Por decisão de Sua Santidade Bento XVI, irei exercer o ministério episcopal como auxiliar do Senhor Bispo do Porto. Saúdo o Senhor Dom Manuel Clemente a quem prometo a minha lealdade e inteira disponibilidade para colaborar com o seu ministério Episcopal. É muito gratificante e causa de profunda alegria poder auxiliar o Bispo a quem todos reconhecem as mais elevadas competências no desempenho do seu múnus pastoral. Suplico-lhe que me ajude a ser apóstolo segundo o coração de Deus.

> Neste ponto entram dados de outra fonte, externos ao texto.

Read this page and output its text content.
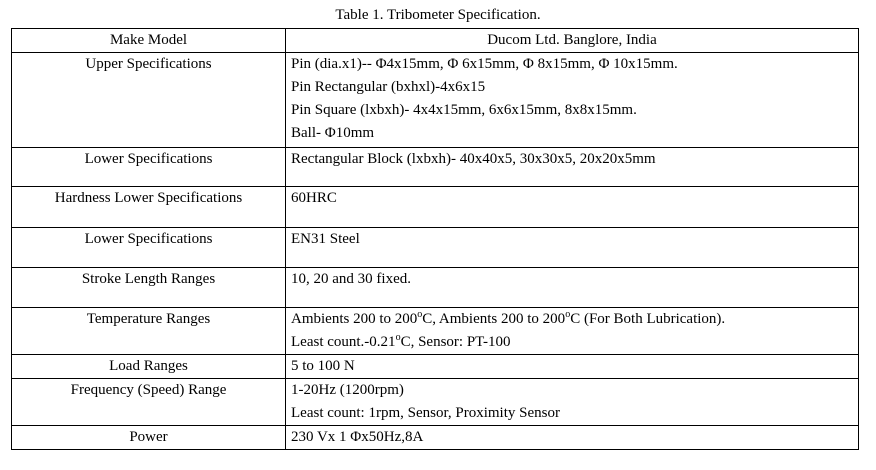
Table 1. Tribometer Specification.
Make Model	Ducom Ltd. Banglore, India
Upper Specifications	Pin (dia.x1)-- Φ4x15mm, Φ 6x15mm, Φ 8x15mm, Φ 10x15mm.
Pin Rectangular (bxhxl)-4x6x15
Pin Square (lxbxh)- 4x4x15mm, 6x6x15mm, 8x8x15mm.
Ball- Φ10mm

Lower Specifications	Rectangular Block (lxbxh)- 40x40x5, 30x30x5, 20x20x5mm

Hardness Lower Specifications	60HRC

Lower Specifications	EN31 Steel

Stroke Length Ranges	10, 20 and 30 fixed.

Temperature Ranges	Ambients 200 to 200$^o$C, Ambients 200 to 200$^o$C (For Both Lubrication).
Least count.-0.21$^o$C, Sensor: PT-100

Load Ranges	5 to 100 N

Frequency (Speed) Range	1-20Hz (1200rpm)
Least count: 1rpm, Sensor, Proximity Sensor

Power	230 Vx 1 Φx50Hz,8A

Saúdo o Senhor Dom João Miranda e o Senhor Dom António Taipa, Bispos Auxiliares do Porto. Estou seguro que posso contar com o seu acolhimento, com a sua amizade e com o enriquecimento da sua experiência apostólica.
Saúdo o Senhor Dom Armindo Lopes Coelho, Bispo Emérito do Porto e o Senhor Dom Júlio Tavares Rebimbas, Arcebispo - Bispo Emérito do Porto de quem espero aprender da sua sabedoria apostólica e para quem rogo as melhores bênçãos de Deus. Saúdo igualmente os Senhor Bispo Emérito, Senhor Dom Manuel Martins, e o Senhor Arcebispo Emérito Dom Manuel Vieira Pinto, naturais da diocese do Porto e, actualmente, aí a residir, a quem nos habituámos a admirar pela acção desenvolvida e que muito me ajudarão, estou certo, no contacto com as suas virtudes apostólicas.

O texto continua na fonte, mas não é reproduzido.